Fig. 2: Microglia become ameboid in the cortex following single and repetitive concussions.

a Representative confocal images of the cortex from control, 1 concussion, and 3 concussions mice immunostained against Iba1 (Iba1: green; blue: dapi) 1 week after the last injury. Scale bars: 100 µm. b Quantification of the number of Iba1+ cells in the cortex at different time points 48 h 1, 3, and 6 weeks following single (gray bars) or repetitive (red bars) concussions. n = 4–11 mice per group. p = 0.0082 3 concussions 1 wk vs Ctrl; p = 0.0165 1 concussion 3 wks vs Ctrl; p = 0.0008 3 concussions 3 wks vs Ctrl; p = 0.0004 1 concussion 6 wks vs Ctrl. c 3D Imaris representations of the morphological changes in microglia following concussion(s).
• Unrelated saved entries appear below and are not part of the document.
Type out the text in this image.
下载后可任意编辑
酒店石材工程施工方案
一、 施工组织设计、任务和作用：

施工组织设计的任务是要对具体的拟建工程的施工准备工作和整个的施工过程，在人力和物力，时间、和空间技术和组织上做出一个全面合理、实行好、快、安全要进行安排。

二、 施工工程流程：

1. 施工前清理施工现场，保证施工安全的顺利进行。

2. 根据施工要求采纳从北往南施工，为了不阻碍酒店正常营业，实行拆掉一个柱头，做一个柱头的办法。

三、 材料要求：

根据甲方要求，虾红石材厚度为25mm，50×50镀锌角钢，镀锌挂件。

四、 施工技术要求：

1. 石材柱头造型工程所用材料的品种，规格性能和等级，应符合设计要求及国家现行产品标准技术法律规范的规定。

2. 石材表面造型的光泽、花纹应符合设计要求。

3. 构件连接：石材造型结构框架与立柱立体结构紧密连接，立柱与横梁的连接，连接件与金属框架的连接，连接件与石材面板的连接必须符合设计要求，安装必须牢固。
Scale bars: 20 µm. d Principal component analysis of the morphological features to reduce dimensionality following single repetitive concussions. (e) Quantification of average scores on principal components 1 for control, 1 concussion, and 3 concussions. p = 0,0084 Control vs 3 concussions; one-way ANOVA followed by Dunnett’s test. f–i Quantification of the microglia betweenness (f; p > 0.0001 Ctrl vs 3 concussions 48 h; p = 0.0092 Ctrl vs 3 concussions 1 wk; p = 0.023 Ctrl vs 1 concussion 3 wk; p > 0.0001 Ctrl vs 3 concussions 6 wks), sphericity. (g; p < 0.0001 Ctrl vs 3 concussions 48 h; p = 0.0016 Ctrl vs 1 concussion 1 wk; p < 0.0001 Ctrl vs 3 concussions 3 wks; p00.0496 Ctrl vs 1 concussion 3 wks; p < 0.0001 Ctrl vs 3 concussions 3 wks;p = 0.0025 Ctrl vs 3 concussions 6 wks), number of segments per branches (h; p = 0.0001 Ctrl vs 3 concussions 48 h; p = 0.0082 Ctrl vs 3 concussions 1 wk; p = 0.0409 Ctrl vs 1 concussion 3 wks; p = 0.0488 Ctrl vs 3 concussions 3 wks) and number of nodes (i; p < 0.0001 3 concussions vs Ctrl for all time points) of microglia in the cortex at different time points 48 h 1, 3, and 6 weeks following single (gray bars) or repetitive (red bars) concussions. n = 4–7 mice per group and N = 45–692 microglia per group. Data represent mean ± SEM. Significant differences with *p < 0.05, ***p < 0.001. Scale bar equals 5 μm. All data were tested with the Shapiro–Wilk test. Data in (b) and (e) are normally distributed. Data in (f–i) are not normally distributed. Comparisons were then made using a one-way ANOVA and Dunnett’s test in (b) and (e). Kruskall–Wallis test followed by Dunn’s test was used for (f–i). Ctrl: Control; wk: week. Data as mean ± SEM.